Turker consensus in Phase III.
| Number correct (mean)a | % correct (mean) | Number correct (mode)a | % correct (mode) | Sensitivityb | Specificityb | |
| Phase I: Four-category rating | 5 | 26.3 | 11 | 57.9 | 100.0 | 100.0 |
| Phase 3: Trial 1 (improved training) | 4 | 21.1c | 8d | 42.1 | 100.0 | 57.1 |
| Phase 3: Trial 2 (raised approval rating) | 10 | 52.6 | 11e | 57.9 | 100.0 | 100.0 |
| Phase 3: Trial 3 (Master Graders) | 7 | 36.8 | 11 | 57.9 | 100.0 | 100.0 |
aCalculated by level (eg, Turker consensus matches expert designation as normal, mild, moderate, and severe).
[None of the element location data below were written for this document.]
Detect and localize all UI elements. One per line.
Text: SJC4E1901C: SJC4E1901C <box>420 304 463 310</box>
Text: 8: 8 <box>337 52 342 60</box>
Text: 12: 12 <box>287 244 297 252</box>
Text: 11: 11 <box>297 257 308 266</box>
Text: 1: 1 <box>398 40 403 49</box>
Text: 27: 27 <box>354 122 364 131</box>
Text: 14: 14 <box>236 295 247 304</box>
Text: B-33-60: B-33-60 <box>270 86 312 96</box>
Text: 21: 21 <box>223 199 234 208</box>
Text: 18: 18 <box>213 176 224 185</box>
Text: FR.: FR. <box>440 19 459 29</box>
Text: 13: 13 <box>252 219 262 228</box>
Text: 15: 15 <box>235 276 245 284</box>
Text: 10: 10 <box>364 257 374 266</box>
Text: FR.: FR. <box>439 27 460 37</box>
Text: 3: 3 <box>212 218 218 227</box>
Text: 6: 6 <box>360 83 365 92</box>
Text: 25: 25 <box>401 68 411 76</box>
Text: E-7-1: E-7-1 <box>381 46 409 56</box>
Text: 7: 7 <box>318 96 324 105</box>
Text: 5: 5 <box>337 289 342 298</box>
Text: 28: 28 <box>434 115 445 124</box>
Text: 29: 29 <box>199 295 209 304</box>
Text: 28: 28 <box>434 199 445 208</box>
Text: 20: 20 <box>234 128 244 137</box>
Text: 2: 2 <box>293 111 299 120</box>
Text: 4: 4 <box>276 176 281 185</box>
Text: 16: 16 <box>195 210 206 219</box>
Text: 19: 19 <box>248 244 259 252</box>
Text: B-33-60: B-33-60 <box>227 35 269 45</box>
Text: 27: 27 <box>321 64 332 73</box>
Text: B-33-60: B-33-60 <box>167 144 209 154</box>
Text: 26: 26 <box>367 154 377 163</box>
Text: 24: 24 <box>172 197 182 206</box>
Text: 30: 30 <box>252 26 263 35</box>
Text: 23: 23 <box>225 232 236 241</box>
bCalculated for normal versus any disease level using the mode consensus score.
cAfter excluding a single Turker with systematically higher scores, 42.1% correct.
dThree images had no mode and were considered incorrect for “Number Correct” and “% correct” but recoded as abnormal for sensitivity and specificity.
eOne image had no mode and was considered incorrect for “Number Correct” and “% correct” but recoded as abnormal for sensitivity and specificity.